La mia riflessione parte oggi dall’osservare, anche nel corso di futili conversazioni, il domandarsi con sempre più frequenza perché la Storia sia sparita dai programmi scolastici, fino a non discuterne negli incontri dialettici culturali che si possono vivere nei salotti buoni di una delle qualsiasi città di questa nostra bistrattata Nazione. Una prima risposta che sono riuscito a darmi è che probabilmente siamo ormai inesorabilmente schiavi di un presente dominato da un’esistenza che, a misurarla in percentuale, risulta immersa prevalentemente sul Web.
Siamo quindi, per una personale dedotta convinzione, “prigionieri del presente” e del web. La storia è sparita da questa Italia che annaspa ormai in un terrificante vuoto mentale che porta inesorabilmente al disgusto di ciò che sono le nostre origini.

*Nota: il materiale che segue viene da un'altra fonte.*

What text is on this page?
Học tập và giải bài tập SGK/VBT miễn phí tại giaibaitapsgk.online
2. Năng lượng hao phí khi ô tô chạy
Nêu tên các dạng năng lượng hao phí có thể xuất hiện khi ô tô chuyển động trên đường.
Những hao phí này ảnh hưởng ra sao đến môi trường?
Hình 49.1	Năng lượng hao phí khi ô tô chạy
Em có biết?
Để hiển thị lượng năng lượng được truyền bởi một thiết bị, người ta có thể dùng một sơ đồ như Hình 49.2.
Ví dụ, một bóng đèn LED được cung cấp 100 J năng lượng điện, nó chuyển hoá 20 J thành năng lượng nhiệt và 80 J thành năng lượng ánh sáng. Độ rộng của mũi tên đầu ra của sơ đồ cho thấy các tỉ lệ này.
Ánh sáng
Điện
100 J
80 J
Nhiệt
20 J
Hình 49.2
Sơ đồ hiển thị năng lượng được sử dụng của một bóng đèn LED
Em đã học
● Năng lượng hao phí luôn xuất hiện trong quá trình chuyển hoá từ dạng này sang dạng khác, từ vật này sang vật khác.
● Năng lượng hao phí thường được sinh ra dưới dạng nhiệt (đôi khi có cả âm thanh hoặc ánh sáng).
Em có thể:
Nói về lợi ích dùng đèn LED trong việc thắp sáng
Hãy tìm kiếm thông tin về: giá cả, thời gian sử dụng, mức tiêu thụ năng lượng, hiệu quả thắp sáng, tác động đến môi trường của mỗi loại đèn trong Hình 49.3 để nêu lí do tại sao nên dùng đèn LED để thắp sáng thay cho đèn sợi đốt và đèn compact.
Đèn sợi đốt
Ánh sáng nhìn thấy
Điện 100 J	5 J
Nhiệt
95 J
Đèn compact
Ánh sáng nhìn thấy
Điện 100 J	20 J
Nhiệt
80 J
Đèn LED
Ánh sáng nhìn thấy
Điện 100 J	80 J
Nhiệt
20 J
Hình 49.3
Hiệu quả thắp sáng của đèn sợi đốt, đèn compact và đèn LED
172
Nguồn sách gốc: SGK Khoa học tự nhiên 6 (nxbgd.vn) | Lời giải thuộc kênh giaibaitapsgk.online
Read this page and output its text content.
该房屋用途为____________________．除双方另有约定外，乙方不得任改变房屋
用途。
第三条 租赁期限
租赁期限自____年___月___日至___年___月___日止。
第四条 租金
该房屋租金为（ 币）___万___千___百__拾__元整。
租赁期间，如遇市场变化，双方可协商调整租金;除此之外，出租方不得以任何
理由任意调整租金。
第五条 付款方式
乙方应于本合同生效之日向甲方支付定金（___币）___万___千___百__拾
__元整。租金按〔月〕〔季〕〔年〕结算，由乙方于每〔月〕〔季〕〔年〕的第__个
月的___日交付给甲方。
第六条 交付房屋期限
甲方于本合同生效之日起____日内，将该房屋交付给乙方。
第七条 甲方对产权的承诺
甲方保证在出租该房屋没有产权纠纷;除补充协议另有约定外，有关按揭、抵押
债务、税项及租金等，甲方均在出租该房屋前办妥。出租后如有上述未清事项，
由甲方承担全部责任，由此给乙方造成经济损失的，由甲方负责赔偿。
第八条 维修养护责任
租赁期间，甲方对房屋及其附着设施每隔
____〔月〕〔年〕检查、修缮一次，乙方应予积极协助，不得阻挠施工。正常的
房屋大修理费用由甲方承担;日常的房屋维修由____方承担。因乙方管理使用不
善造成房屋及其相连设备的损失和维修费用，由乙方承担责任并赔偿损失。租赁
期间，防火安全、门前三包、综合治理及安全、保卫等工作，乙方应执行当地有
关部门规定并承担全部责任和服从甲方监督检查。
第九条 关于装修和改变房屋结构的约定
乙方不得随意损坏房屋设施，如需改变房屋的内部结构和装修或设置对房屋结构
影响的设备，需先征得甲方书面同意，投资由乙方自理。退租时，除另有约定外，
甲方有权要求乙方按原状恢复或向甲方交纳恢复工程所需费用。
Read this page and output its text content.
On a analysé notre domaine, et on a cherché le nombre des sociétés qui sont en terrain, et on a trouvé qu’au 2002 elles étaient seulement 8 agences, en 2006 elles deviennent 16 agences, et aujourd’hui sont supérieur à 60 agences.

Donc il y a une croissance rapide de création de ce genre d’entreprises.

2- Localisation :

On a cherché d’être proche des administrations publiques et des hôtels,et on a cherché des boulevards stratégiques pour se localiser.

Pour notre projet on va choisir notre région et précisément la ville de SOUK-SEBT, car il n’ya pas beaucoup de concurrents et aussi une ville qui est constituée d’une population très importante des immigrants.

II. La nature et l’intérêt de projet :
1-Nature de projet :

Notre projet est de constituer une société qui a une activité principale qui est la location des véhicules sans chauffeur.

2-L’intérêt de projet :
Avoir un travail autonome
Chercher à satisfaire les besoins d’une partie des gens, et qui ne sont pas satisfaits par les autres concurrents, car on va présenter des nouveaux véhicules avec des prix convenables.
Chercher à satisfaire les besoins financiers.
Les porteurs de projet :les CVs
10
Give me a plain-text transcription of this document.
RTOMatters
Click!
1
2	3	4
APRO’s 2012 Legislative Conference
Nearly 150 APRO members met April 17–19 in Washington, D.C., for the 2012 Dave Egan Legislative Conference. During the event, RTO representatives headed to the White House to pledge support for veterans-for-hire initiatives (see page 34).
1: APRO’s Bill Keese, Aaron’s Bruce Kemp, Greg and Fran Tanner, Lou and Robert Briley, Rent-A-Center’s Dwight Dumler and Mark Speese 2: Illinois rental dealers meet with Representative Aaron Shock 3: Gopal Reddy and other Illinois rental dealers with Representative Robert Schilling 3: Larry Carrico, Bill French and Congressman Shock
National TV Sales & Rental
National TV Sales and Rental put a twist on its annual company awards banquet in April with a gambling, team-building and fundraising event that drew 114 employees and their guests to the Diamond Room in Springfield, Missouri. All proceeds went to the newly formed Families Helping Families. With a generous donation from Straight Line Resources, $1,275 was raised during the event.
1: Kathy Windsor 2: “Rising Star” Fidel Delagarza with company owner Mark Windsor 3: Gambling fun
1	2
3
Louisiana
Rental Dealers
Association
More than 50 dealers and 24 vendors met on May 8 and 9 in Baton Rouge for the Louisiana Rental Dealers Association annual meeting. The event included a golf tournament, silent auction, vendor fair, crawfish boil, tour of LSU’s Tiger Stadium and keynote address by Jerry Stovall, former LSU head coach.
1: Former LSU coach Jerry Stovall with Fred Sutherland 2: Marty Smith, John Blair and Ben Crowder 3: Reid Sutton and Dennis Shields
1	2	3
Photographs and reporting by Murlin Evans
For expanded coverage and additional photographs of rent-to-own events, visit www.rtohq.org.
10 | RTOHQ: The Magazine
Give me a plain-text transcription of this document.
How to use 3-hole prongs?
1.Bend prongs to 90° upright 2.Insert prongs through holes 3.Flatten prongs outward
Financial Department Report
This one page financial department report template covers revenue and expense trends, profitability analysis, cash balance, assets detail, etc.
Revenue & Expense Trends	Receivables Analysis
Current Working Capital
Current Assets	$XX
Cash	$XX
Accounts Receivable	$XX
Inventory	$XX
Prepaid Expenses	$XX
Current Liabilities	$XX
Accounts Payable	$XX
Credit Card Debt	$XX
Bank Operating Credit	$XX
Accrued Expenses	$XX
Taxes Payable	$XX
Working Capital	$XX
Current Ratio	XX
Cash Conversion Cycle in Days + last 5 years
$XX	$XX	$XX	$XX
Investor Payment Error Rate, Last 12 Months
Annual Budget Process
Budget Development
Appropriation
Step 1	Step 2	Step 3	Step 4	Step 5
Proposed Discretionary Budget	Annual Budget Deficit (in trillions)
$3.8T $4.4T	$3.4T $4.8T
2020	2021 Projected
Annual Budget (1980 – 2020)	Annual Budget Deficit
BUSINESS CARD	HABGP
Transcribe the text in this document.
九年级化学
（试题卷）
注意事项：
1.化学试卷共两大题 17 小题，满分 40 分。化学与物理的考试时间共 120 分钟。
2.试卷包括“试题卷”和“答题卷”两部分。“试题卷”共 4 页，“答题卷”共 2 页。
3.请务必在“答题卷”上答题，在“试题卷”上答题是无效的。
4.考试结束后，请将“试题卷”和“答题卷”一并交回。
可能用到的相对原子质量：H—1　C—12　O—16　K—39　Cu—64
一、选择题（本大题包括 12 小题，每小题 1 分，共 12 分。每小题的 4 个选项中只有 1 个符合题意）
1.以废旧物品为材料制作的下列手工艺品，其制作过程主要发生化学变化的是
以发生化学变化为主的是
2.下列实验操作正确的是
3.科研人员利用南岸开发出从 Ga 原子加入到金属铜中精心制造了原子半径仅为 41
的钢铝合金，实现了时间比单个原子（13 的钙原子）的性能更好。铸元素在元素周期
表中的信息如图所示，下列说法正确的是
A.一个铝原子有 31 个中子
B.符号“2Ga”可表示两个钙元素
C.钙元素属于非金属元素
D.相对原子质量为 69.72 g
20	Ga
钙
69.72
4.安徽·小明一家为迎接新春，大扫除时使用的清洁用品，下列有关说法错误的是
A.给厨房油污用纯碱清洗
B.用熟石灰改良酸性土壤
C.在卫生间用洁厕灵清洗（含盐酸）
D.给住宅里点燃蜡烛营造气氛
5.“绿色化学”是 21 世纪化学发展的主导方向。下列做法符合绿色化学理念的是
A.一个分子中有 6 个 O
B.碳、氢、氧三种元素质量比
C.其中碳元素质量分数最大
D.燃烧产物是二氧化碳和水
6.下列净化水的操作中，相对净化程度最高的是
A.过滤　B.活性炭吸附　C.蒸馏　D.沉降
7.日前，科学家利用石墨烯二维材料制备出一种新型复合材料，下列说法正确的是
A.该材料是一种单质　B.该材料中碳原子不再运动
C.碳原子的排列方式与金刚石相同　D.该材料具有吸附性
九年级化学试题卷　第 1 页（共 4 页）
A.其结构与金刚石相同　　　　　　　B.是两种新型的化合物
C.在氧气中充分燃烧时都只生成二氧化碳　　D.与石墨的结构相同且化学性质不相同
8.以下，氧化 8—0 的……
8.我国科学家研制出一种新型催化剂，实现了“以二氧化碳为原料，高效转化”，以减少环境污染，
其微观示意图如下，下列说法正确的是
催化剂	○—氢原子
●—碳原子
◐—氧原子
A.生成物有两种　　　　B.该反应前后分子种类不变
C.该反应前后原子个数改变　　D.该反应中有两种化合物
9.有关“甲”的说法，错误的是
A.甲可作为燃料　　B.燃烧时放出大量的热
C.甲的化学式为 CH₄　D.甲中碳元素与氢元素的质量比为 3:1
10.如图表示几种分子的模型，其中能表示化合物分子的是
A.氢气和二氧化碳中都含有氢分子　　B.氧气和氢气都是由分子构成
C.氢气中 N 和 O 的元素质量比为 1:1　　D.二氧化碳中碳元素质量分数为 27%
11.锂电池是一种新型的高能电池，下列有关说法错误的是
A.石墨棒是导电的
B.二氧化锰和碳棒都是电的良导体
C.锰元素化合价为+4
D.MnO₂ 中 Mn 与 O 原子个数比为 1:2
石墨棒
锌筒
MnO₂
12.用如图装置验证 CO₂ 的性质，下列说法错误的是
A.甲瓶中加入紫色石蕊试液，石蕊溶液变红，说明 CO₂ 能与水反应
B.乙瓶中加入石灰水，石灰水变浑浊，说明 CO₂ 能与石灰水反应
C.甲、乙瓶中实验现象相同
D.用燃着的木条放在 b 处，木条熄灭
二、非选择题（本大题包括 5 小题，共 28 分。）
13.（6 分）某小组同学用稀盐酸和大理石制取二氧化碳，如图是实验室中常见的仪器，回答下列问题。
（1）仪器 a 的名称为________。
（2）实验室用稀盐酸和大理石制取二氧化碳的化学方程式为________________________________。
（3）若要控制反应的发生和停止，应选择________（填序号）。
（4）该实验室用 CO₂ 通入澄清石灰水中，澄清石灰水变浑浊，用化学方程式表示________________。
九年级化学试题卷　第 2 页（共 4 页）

Eppure, noi italiani eravamo in un tempo neanche tanto lontano portati ad appassionarci a fatti storici che coinvolgevano molte più persone di diverso ceto sociale, sempre attenti e coinvolti da un “ciò che eravamo” inteso come frutto di quello che siamo ora. Non posso che notare e rilevare come la storia sia ormai stata sostituita dal moralismo; ecco perché a scuola ha sempre meno spazio, ghettizzata in circuiti ristretti, e il giudizio tocca ormai solo ai tribunali che arrivano ad essere il più delle volte indecenti nell’esercizio della loro funzione.
Le cause, secondo me? L’americanizzazione delle scuole come negazione della nostra storia, gli anni ‘70 rivisti come se fossero un passato scomodo da cui liberarsi. Il risultato? Far nascere una generazione geneticamente modificata. Quella storia è oggi prevalente nelle scuole italiane, perché molti docenti sono osservanti del politicamente corretto riducendola spesso solo ad una descrizione ormai stucchevole dell’Olocausto e semplificando fino all’osso i nostri ricordi in parole come “Male Assoluto” e “crudeltà” composte di una presente cronaca spicciola, tecnologia o, peggio ancora, di meri insensati numeri economici politici che ci dovrebbero imporre la via da seguire perfino in politica.
Credo che la responsabilità maggiore di tutto ciò sia da imputare alla “storiografia ufficiale“, che respinge con vigore ogni tentativo di descrivere ciò che i nostri avi hanno vissuto, tentativo compiuto da tanti illustri storici ideologicamente liberi. Volevano riscrivere il tutto partendo dalla guerra partigiana, gli eccidi del dopoguerra e la conquista del Sud, finendo sul più assordante silenzio che copriva fino a pochi anni fa l’eccidio delle foibe, perpetrato da quei regimi d’oltre cortina comunemente descritti come amici del popolo. Credo che la storia, per essere credibile, dev’essere semplice arte imparziale della narrazione.
Quindi sostengo fermamente che sia indiscutibile che un popolo che disconosce la sua storia sia un popolo senza futuro, perché sapere chi siamo e da dove veniamo è anche l’indicazione per non sbagliare strada verso un futuro forte di orgoglio di appartenenza e identità politico-culturale, che sono poi i nostri gioielli di famiglia invidiati da sempre da molti altri popoli. Quindi fermiamo chi, tramite un “cancellino”, ci somministra una sorta di narcotizzante ideologico come in questi politicamente disgustosi ultimi decenni, prima che i nostri figli in questa società sempre più multietnica finiscano col non sapere cosa significa essere Italiani.